13 Maggio 2024, 14:12
2 min di lettura
ADRANO (CATANIA) – I carabinieri hanno eseguito una confisca di beni dal valore di 3 milioni di euro riconducibili a Carmelo Militello detto “a pizza”, pregiudicato adranita 51enne, ritenuto componente del gruppo dei Tomasello-Mazzaglia-Toscano, una cellula del clan Santapaola-Ercolano.
I militari del nucleo investigativo di Catania hanno eseguito un decreto di sequestro finalizzato all’eventuale confisca. Per i militari ci sarebbe una sperequazione tra il tenore di vita della famiglia e i redditi dichiarati, giustificabile solo attraverso il riciclaggio di proventi illeciti.
Le imprese sequestrate sono intestate ai due figli di Militello: la M.M. Logistic con sede ad Adrano e la M.N. Trasporti Srl con sede a Biancavilla. Per gli inquirenti, Carmelo Militello ne disponeva personalmente.
Queste società per anni sarebbero state sotto il controllo delle organizzazioni mafiose, sempre secondo gli investigatori. Non avrebbero lasciato spazio alla concorrenza proprio in virtù di un patto siglato tra i vertici criminali dei due Comuni etnei.
I militari del Nucleo Investigativo – Sezione Misure di Prevenzione e Criminalità Economica, hanno esaminato la situazione finanziaria derivante dalle attività commerciali riconducibili all’indagato e intestate a membri del suo nucleo familiare. Lo hanno fatto in un arco temporale ricompreso tra il 2016 ed il 2022, accertando la presunta “illecita formazione del patrimonio finanziario”.
Secondo i pentiti, Militello sarebbe stato scelto e imposto sia dai vertici dell’associazione mafiosa operante sul territorio Biancavilla, ovvero prima dai fratelli Vito e Pippo Amoroso, con il beneplacito di Alfio Monforte, poi da Giuseppe Mancari detto “u pipi”, sia dal clan Santangelo- Scalisi attivo ad Adrano.
Avrebbe avuto il ruolo di prestanome e a lui sarebbe stata affidata la gestione della cosiddetta “agenzia” di Biancavilla, deputata al carico delle merci, soprattutto prodotti agroalimentari, i cui introiti sarebbero andati per la maggior parte al clan.

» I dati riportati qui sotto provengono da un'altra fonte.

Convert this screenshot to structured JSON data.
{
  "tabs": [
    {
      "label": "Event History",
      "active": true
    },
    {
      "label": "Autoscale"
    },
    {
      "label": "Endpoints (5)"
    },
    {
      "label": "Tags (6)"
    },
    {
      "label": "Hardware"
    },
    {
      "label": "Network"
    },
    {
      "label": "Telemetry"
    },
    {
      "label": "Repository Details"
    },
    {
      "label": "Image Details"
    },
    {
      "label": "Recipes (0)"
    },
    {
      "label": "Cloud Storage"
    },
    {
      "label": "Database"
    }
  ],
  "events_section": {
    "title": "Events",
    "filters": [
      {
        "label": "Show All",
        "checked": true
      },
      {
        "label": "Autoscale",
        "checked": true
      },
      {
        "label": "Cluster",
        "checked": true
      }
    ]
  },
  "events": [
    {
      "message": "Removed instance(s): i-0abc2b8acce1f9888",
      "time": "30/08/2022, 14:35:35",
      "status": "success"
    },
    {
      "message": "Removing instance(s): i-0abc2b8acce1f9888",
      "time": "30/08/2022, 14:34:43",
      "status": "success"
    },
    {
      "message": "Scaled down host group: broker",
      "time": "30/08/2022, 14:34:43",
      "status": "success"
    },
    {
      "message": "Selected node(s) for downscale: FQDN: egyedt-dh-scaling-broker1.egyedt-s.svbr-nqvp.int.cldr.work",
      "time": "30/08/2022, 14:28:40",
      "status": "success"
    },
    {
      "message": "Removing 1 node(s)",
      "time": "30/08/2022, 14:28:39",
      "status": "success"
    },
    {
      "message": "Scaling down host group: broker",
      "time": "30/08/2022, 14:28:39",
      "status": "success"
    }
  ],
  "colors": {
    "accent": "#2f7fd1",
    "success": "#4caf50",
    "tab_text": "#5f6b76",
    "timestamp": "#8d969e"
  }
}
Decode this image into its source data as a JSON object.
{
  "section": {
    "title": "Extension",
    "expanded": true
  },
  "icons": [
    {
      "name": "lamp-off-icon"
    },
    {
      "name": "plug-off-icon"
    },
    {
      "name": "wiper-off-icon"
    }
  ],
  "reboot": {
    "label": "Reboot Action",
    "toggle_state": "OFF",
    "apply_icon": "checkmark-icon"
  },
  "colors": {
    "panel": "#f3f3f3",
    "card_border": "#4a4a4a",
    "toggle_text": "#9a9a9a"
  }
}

In sostanza, l’agenzia avrebbe avuto un ruolo di intermediazione tra i titolari dei magazzini che raccolgono i prodotti lavorati nei campi e gli autotrasportatori, pretendendo da entrambi delle somme di denaro in percentuale al peso della merce da trasportare.
Tale condotta sembrerebbe integrare un’estorsione in piena regola, per gli investigatori, obbligatoria per poter lavorare su quel territorio, notoriamente ricco di aziende agrumicole, che alterava il mercato senza possibilità di scelta di servizi alternativi, e che veniva alimentata dalla forza intimidatrice delle famiglie mafiose.
Oltre alle società, il decreto di sequestro ha colpito anche l’abitazione familiare, una villa situata a Santa Maria di Licodia di circa 170 mq su 3.500 mq di terreno, con piscina delle dimensioni di oltre 16 metri lineari. Il tutto farebbe parte del patrimonio societario della ditta.
Per gli investigatori, infatti, anche questo immobile sarebbe stato costruito adoperando capitali illeciti. Il sequestro, che come già detto ha riguardato, complessivamente, un patrimonio del valore di oltre 3 milioni di euro, ha permesso così di sottrarre dal circuito economico, patrimoni illegalmente acquisiti.